Khinchin (1957) famously proved the uniqueness theorem for Shannon's entropy under 4 axioms. Let $\mathbf{p}=(p_{1},\cdots,p_{n})$ be a probability distribution. Let $X$ be an random element following $\mathbf{p}$. (I will use the notation $H(X)$ and $H(\mathbf{p})$ interchangeablly below.) The 4 axioms are
- $H(\mathbf{p})$ is continuous with respect to all its arguments.
- $H(\mathbf{p})$ is maximized at $\mathbf{p}$ being uniform ($p_{i}=1/n$ for all $i$).
- $H(p_{1},\cdots,p_{n},0)=H(p_{1},\cdots,p_{n})$.
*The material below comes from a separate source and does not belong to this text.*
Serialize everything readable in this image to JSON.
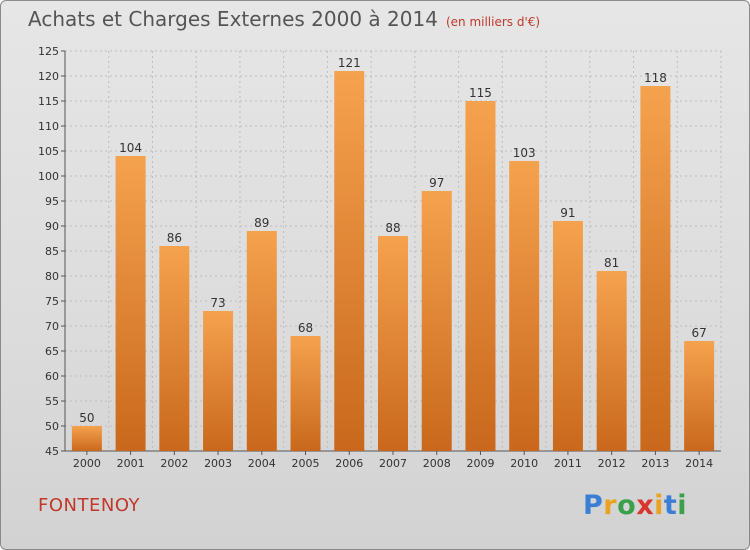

- $H(X,Y)=H(Y)+\sum_{i=1}^{I} P(X=i)H(Y|X=i)$ where $P(X=i)$ is the marginal probability of $X$ takes the $i$th letter and $H(Y|X=i)$ is the entropy of the conditional distribution of $Y$ given $X$ takes the $i$th letter.
However I have seen, in some writings, the four axioms are re-stated with the first one being replaced by
- (1*.) $H(\mathbf{p})$ is symmetric with respect to all its arguments (label independence).
I wonder if replacing 1. by 1*. is a mistake or creates an equivalent axiomatic set.